Federal govt yet to designate judges to try cybercrime cases | Pakistan Press Foundation (PPF)

Pakistan Press Foundation

Federal govt yet to designate judges to try cybercrime cases

Pakistan Press Foundation

KARACHI: The fate of cybercrime cases being registered by the Federal Investigation Agency hangs in the balance, as the federal government is learnt to have been dragging its feet on designating judicial officers to take cognizance of the offences under the Prevention of Electronic Crime Act (PECA), 2016.

Under Section 44 of the PECA, the federal government in consultation with the chief justice of the respective high court has to designate presiding officers of the courts to try cybercrime cases.

Well-placed sources told Dawn on Saturday that the federal government had not sent any reference to the chief justice of the Sindh High Court so far for consultation to designate the judicial officers to try cybercrime cases.

The sources added that the federal government did notify the FIA as the law enforcement agency for implementation of the Act, but no recommendations had so far been sought from the SHC chief justice by the federal government, creating a legal lacuna in the cognizance of cybercrimes by the judicial officers.

They said the law was enforced at once without raising infrastructural facilities for courts and training of the judges as required under the PECA.

While the FIA had already started implementation of the cybercrime law and arrested some suspects after the registration of cases against them, the judicial officers faced predicament when suspects were brought before them by the investigating agency for obtaining their physical custody for interrogation and investigation in the absence of any notification by the federal government, the sources told Dawn.
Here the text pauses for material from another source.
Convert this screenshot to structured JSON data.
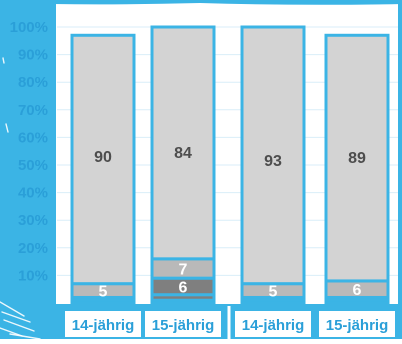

They said that still the judicial officers catered the suspects in view of the legal maxim that no offence should go unchecked and no offence should go unpunished.

SHC Chief Justice Sajjad Ali Shah under the general jurisdiction of criminal codes under Criminal Procedure Code (CrPC) directed the existing district judges and judicial officers to take cognizance of the cybercrime cases as stop-gate arrangement till consultation with the federal government, the sources said.

They explained that the legal lacuna regarding the federal government’s notification of judicial officers to take cognizance of such crimes under the PECA surfaced when the FIA brought a suspect to the court of a judicial magistrate of district east to seek his physical remand.

They said that district and sessions judge (east) Fahim Ahmed Siddiqui pointed out the legal lacuna in a reference sent to the SHC chief justice requesting him to guide the judicial officers to deal with the cases under the provision of the PECA.

According to the sources, the Act was promulgated on August 19, 2016 and as per its Section 1(5) it shall come into force at once.

Teacher’s case

FIA deputy director Mohammad Ahmed Zaeem said an assistant professor at the University of Karachi’s psychology department, Farhan Kamrani, who was earlier remanded to the FIA custody for two days by a judicial magistrate, was later remanded to the judicial custody by the JM.

Prof Kamrani, arrested for repeatedly posting fabricated photos of a female teacher on a Facebook page, was booked under Section 21 of the PECA and Section 500 (defamation) of the Pakistan Penal Code, said Mr Zaeem.

The complainant, who has been working as a visiting faculty at the KU and three other educational institutions, said she did not know the suspect at all. She had been under stress for the past two years, she said, adding that she had lodged her first complaint against the person in February 2015.

The FIA arrested the suspect some three days ago after he had “confessed” to have committed the offence.